5th May 2019, 8:40 AM
Павел Черныш
5 ответов
+ 6
Here is your code that you are looking for Павел Черныш As Anna suggested i tried to make the same, Have a look at this code i made for you https://code.sololearn.com/cxrPT4T8YpfW/?ref=app NOTE: As SoloLearns codeplayground works on sandbox technique, try executing for more than one time, if you didn't get the output at first sight (tested on my pc ) && (sometimes on sololearn) OUTPUT: Hello Goodbye Hello Goodbye Hello Goodbye Edit: what was happening in your example that once thread was started it was exexuting the for loop and then it was sleeping same for the another thread, so for solution on that i put a Thread.sleep() on a perticular thread process itself, and hence the answer. hope that helped 😄👍
5th May 2019, 10:04 AM
Aaditya Deshpande
Aaditya Deshpande - avatar
+ 2
I don't know too much about Java, but it looks like you wait for a second, then call thread 1 which just prints "Hello" three times in a row, wait another second and call thread 2 which prints "Goodbye" three times in a row. There's no reason why "Hello" and "Goodbye" would be printed alternately. Try something like this: Thread 1: print "Hello" wait 500 ms repeat Thread 2: print "Goodbye" wait 500 ms repeat start Thread 1 (maybe pause for a couple of ms) start Thread 2 Alternatively, you can make Thread 1 wait for Thread 2 or vice versa, but I have no idea how to implement that in Java.
5th May 2019, 9:28 AM
Anna
Anna - avatar
+ 2
Simple - the threads execute synchronously rather than asynchronously. The sleep command 😴 ensures this (for the first thread). Moral - Better stay awake 🤗
6th May 2019, 2:06 AM
Sanjay Kamath
Sanjay Kamath - avatar
+ 1
Threading works without sleep. It's just that if your program has two threads that run in parallel, the second thread will run as soon as the first thread doesn't have anything better to do and vice versa. This is simulated by letting one thread sleep for a certain amount of time. While one thread is sleeping, the CPU can focus on the other thread. In real life, your program might be waiting for user input in one thread and as long as this thread is waiting for the user to enter something, another thread might be doing all kinds of calculations in the background.

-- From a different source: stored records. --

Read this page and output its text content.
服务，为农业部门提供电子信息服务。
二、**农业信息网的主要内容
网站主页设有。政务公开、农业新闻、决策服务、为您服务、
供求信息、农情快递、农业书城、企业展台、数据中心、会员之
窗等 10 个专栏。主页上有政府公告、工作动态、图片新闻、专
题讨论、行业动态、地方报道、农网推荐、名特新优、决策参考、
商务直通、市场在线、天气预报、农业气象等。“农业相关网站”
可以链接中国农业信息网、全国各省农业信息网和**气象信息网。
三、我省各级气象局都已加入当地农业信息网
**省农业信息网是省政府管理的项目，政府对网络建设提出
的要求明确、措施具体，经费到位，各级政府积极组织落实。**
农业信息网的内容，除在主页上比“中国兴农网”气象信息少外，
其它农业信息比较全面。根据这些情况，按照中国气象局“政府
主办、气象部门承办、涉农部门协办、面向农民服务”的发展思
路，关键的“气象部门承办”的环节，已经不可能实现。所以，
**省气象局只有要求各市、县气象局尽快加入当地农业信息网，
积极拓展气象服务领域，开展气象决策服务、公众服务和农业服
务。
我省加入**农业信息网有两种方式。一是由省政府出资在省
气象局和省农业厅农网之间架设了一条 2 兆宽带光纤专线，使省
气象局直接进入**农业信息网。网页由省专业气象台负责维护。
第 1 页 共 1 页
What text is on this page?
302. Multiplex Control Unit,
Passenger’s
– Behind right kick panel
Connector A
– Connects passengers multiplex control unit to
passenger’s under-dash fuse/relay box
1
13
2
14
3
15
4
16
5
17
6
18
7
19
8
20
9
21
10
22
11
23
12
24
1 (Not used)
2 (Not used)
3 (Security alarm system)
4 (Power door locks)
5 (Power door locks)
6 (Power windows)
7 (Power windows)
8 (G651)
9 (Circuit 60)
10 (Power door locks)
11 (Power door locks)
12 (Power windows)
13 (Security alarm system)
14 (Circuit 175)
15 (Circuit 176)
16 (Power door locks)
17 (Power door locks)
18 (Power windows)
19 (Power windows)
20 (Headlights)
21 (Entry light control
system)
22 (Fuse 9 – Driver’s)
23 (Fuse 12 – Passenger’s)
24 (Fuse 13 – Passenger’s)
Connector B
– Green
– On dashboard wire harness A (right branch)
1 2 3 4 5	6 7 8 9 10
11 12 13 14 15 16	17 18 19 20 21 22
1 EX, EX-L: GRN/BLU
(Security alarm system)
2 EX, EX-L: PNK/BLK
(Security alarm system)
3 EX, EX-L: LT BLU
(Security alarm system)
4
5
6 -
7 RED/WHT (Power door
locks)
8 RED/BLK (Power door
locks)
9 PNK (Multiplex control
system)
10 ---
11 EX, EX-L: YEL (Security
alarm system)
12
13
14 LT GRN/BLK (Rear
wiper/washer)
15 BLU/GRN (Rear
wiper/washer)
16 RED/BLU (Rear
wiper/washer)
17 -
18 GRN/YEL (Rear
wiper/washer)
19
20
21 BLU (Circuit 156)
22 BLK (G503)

Without threading, the whole program would be forced to wait, not doing anything until the user enters something.
5th May 2019, 11:35 AM
Anna
Anna - avatar
0
Aaditya Deshpande Why isn't multithreading working without using sleep() ? I tried this code without any sleep() methods; multithreading was working while running code through windows command prompt, but not in sololearn.